No one ever cut their way to prosperity. Remember “Chainsaw Al” at Sunbeam? Destroyed the company. I’ve seen others. That’s one reason I find the current budget debate in Washington so disheartening. There has been almost no discussion about the necessity for investment–especially in infrastructure in all the current national budget debates even though the country sorely needs infrastructure upgrades to support growing businesses.
In an article in the Wall Street Journal, a number of CEOs called on the government to reduce regulations on their activities (no shock there), but also called for government investment in infrastructure.
It is the same in business. Is your company simply cutting costs? Are they cutting costs to eliminate waste, or are they cutting cost simply to try to find profitability? There are two paths to profitability in the short term. One is to increase sales; the other is to reduce cost. For the long term, only the first one works
I’d love to see more talk about intelligent investing in growth as we try to expand this recovery (and, yes, we are still in a recovery). I favor the people who go out an d make things happen.
Gary, Thank you for your blog post. Your points certainly carry a lot of merit. However, I would like to better understand what infrastructure the government needs to invest in to support growing businesses (besides providing an encouraging environment to operate in)?
It seems like the $1 trillion spent on the stimulus plan was directed mainly toward infrastructure and did not have any major impact on employment numbers or economic growth.
From an automation perspective, today we are seeing companies invest in technology upgrades, plant expansions and other projects to provide additional capacities and efficiencies for growth going forward.

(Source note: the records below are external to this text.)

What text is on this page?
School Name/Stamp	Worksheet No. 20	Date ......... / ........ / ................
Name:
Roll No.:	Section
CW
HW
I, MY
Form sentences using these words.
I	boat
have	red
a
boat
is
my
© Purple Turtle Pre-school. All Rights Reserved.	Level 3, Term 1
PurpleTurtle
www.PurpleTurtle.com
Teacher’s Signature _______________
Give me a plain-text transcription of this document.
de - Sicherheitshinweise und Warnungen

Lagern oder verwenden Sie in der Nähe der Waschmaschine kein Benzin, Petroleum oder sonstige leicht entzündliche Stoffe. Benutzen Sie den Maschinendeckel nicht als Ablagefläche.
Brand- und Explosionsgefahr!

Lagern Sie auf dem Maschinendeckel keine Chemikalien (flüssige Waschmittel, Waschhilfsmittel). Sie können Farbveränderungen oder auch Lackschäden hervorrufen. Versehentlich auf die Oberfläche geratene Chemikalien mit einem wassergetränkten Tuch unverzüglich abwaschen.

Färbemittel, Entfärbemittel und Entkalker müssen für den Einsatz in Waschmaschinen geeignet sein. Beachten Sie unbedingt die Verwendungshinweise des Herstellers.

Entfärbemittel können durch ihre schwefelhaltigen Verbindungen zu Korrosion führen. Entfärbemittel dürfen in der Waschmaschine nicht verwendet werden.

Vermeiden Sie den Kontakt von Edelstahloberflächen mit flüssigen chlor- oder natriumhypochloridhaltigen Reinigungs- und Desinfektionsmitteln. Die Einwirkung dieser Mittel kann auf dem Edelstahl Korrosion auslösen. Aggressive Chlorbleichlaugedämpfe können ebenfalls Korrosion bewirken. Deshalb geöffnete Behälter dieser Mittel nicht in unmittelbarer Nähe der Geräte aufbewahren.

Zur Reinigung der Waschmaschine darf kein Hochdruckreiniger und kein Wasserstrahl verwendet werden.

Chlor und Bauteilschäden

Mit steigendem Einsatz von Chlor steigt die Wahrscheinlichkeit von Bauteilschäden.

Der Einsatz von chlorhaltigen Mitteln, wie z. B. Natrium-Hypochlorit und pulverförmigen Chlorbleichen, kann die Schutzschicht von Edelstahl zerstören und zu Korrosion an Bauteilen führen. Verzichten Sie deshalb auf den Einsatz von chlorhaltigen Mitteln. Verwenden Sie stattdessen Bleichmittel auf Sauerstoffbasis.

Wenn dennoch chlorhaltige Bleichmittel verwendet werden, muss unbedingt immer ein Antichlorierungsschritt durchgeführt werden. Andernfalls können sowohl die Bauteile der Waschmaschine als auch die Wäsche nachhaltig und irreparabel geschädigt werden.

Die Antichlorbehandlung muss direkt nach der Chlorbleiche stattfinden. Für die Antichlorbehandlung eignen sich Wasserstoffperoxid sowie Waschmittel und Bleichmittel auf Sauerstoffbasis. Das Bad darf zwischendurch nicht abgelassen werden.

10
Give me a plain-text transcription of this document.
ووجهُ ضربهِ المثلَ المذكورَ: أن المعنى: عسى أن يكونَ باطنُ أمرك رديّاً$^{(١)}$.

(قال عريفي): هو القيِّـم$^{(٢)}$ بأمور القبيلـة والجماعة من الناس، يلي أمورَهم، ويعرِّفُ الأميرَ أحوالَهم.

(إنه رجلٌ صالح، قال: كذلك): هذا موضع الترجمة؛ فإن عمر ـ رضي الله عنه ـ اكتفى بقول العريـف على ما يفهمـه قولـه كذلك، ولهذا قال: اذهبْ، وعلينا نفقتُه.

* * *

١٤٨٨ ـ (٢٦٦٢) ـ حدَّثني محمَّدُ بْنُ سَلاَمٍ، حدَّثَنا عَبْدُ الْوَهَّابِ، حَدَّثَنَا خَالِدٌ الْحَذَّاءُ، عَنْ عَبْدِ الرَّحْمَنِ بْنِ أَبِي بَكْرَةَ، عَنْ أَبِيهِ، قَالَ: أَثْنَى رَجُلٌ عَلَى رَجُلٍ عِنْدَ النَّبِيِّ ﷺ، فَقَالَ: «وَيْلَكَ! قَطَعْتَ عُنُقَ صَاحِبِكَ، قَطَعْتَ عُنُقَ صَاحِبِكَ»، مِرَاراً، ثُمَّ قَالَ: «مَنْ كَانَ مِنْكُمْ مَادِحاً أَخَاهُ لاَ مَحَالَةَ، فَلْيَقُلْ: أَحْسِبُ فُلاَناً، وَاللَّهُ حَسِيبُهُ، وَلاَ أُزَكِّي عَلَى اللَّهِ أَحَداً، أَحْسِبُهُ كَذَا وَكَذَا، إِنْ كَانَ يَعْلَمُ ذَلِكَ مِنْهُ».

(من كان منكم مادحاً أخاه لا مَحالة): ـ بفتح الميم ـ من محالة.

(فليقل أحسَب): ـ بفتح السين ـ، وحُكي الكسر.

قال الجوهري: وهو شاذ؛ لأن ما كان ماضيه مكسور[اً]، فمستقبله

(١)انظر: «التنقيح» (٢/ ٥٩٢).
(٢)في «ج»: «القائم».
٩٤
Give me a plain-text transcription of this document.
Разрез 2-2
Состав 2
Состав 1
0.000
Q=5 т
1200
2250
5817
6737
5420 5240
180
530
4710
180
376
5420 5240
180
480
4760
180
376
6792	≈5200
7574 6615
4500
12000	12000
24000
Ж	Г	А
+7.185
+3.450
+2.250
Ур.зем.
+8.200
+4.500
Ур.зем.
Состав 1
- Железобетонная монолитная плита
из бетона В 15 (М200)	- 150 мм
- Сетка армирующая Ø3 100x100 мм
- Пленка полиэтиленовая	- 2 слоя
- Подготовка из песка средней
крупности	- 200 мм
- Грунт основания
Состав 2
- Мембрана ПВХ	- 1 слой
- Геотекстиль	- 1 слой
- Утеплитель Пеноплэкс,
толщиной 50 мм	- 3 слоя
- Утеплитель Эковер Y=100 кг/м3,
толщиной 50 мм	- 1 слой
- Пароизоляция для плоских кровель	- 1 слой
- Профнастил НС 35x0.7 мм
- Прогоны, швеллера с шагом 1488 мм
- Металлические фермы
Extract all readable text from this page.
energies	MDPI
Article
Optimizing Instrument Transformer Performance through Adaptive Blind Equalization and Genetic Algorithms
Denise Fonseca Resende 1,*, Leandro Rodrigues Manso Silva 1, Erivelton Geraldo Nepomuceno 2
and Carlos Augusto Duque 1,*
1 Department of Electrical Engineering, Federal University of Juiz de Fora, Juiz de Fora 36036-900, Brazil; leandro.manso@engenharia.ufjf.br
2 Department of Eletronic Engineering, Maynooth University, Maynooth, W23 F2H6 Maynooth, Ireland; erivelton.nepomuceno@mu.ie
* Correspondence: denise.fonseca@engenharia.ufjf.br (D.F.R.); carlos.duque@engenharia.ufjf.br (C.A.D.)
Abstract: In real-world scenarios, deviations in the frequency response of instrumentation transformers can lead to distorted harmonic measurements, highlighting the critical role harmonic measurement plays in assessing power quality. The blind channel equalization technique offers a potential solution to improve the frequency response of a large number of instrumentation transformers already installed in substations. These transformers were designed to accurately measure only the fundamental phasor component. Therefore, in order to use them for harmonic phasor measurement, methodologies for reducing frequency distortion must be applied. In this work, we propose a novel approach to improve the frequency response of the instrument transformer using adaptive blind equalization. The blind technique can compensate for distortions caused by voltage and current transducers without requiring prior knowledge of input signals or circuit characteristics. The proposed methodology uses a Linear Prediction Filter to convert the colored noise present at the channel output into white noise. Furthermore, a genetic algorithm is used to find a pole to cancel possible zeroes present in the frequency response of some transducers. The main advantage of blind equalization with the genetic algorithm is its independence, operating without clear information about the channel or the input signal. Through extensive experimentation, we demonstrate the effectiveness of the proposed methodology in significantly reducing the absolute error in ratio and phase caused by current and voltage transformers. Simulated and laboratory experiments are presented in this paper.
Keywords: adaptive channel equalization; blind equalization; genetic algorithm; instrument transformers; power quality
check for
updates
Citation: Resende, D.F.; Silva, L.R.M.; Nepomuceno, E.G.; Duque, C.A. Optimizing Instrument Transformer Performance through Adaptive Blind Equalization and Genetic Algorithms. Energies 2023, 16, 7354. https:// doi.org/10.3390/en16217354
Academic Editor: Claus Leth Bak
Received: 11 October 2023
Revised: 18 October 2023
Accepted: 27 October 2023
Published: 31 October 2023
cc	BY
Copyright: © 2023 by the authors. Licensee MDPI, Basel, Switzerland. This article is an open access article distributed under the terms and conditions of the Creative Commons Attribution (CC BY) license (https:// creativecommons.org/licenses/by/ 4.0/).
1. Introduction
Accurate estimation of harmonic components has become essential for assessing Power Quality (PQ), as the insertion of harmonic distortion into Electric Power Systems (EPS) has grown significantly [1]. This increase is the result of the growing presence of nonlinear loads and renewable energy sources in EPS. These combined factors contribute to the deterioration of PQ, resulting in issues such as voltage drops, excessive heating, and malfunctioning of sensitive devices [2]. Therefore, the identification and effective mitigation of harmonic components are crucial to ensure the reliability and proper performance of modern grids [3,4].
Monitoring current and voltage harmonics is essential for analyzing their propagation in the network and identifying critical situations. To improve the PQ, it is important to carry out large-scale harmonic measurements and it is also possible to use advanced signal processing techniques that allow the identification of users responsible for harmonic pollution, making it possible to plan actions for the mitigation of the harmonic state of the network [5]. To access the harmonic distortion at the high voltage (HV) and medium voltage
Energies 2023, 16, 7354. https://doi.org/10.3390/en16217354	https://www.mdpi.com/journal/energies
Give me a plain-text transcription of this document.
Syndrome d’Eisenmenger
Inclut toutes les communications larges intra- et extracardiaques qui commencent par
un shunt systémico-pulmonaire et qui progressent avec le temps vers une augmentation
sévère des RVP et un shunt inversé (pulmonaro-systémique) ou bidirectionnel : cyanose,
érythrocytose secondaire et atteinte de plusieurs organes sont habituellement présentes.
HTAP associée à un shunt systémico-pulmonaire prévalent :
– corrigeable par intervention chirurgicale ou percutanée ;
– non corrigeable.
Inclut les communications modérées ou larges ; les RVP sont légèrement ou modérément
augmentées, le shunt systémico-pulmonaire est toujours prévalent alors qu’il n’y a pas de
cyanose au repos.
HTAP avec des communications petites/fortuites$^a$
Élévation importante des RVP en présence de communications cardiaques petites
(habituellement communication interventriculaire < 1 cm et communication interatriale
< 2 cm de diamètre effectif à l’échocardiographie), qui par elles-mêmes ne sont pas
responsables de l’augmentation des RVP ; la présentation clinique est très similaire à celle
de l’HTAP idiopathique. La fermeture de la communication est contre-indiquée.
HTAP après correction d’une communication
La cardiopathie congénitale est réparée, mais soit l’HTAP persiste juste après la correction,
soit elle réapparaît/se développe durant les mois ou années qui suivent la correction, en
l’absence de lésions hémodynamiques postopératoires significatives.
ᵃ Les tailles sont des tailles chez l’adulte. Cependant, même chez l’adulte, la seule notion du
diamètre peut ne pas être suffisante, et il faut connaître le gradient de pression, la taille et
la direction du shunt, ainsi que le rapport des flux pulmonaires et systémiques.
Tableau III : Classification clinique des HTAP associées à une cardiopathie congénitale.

I agree there are certainly areas of responsibility the government carries around infrastructure that we all can take advantage of personally and in business. The reason for the discussion of cuts in Federal spending is not in the context of cutting money out of tax revenue surpluses but in the context of owing $1.5 Trillion in additional debt every year. Our debt is almost equivalent to our GDP ($14T vs. $15T). If it continues to increase at this rate, we will be spending so much to service the debt that the government will have little money left to service the essential programs and services much less infrastructure and growth spending.
The solution needs to incorporate restructuring of current programs to make them more efficient as well as cuts to non-essential spending so that we can get back to a balanced budget and be positioned for better flexibility and stability going forward (or sustainability). We don't want to get into a situation like Greece or Italy where they have backed themselves into a corner with no good way out.
Yes, Kerry, there is a discussion in the context of debt–sort of. But no one wants to tackle the main causes–the Bush tax cuts and the wars we are fighting. Just like VietNam, we are trying to fight a war without raising taxes to pay for it (it was called "guns and butter" back in the day).
Unfortunately, what I see when I read about the debates is how each side can protect the interests of their voters while appearing to do something. I notice that even Tea Party candidates are reluctant to cut things that affect them directly.
Actually, the stimulus package put a lot of people to work. It's just a short-term thing, though. But even there, the emphasis of the discussion was not in terms of investing in our future–better water treatment facilities, improved bridges (before they fall down), modern airports. But just like businesses that borrow to invest, the plan must include eventually paying down the debt.
Or, we could all try living more simply–check out Zen Habits (www.zenhabits.net) for advice. That would certainly be more healthy and might cut healthcare spending if nothing else.